Wednesday, August 30, 2006

154. Hope keeps us forever spinning, its opposite is effortless and peaceful

Hope. The meaning behind that word is what drives most people to date in their mature or senior years. We hope that we can find the right lover or partner and life will be better than it is. We’re trying to get something we think we don’t have.

Haven’t we been doing that all our lives, though? Can you remember a time when you didn’t think, “This isn’t it, but over there and in the future will be it and then I’ll be happy.” So we look forward to Christmas, to being seven when we’re five, to dating that right boy in high school, to graduation, to marriage, to having children and on and on it goes. Happiness is always in the future. And the future never comes, have you noticed? Hope can never lead to “this is it” because all the time we’re thinking “this is not it” it is. Reality never lies. It just is what is.

“Well,” you might be saying, “if I think that way then everything is totally hopeless.” But isn’t that idea of hope based on the idea that we need something? And is that true? Nisargadatta Maharaj, the late, esteemed spiritual teacher of East India, sometimes said, “I don’t understand wanting what you don’t have. Why not want what you do have and be happy?” And doesn’t that make sense… except that it seems so, well, hopeless?

In many ways, life is like playing the slot machines. If we play long enough we’re bound to win sometimes. Usually it’s just enough to keep us playing. If we never won we’d quit. But sometimes we hit it right and that’s enough to make us forget all the many more times we didn’t hit it right.

In life it’s the same. Once in awhile life happens the way we wanted it to. So we think we did it, and all we have to do is try harder and work harder and we can make it happen our way again. But what’s the reality? Does it usually happen our way, or does it just happen? Look at just today, for example. Did it really turn out the way you thought it would? Doesn’t life just live itself without our input?

When we can’t even say that we create the thoughts that come to us, how can we say we create “our” life? When you look you can’t find any separate, independent individual inside that owns “my” body. Yes this false “me” idea wants dating to turn out a certain way and provide the right circumstances and partner.

There is awareness of life and there’s existence, certainly. But somehow “we” decided that a person exists that’s independent of the rest of nature. It’s a radical thought but have you considered that “we” are simply an expression of that Infinite Intelligence (God) just as is everything else? Does a tree think, or a flower? Yet they function perfectly don’t they, blooming when they’re meant to, sending out perfume and blossoms right on time. “We” function in the same way; we’re being functioned.

There is existence, and that existence is aware of life happening, without an opinion, without judgment, without comparison, without dividing everything into right and wrong, good and bad. In that pure awareness life is just seeing life unfold. The perfect example of that is a small child. A tiny child doesn’t need hope because there’s nothing she wants. She wants what is and that happens to be what she’s always got.

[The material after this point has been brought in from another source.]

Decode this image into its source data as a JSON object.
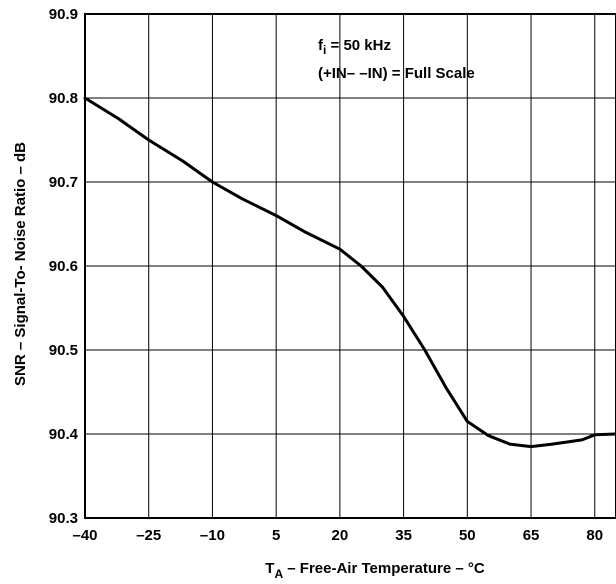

Can we really know we’d be better off having a partner, a lover, a husband or wife, a mate? What’s true instead (remember, reality reigns) is that we don’t need a husband or wife if we don’t have one because life is always exactly the way it should be. The One Intelligence can’t make a mistake because there’s nothing to compare it to since there is no second. There is just the One, showing up in all forms and as all circumstances.

“Then why do you date?” you could ask me. And the answer is, because that’s the way I’m being lived. To me, dating is a great adventure, usually interesting and fun. It would seem nice to have a partner, but I know that’s just a thought. Other times I have the thought that it’s nice to have the peace and contentment of being alone. Do I know what I need? Of course not. So I’m just happy with what is and I find life is contented and peaceful. Nothing can be wrong because there is no right. There is only this… only this, happening right now and in every moment. That’s it and that’s all there ever has been.
Without hope there’s no hopelessness. The only problem is, it’s too simple!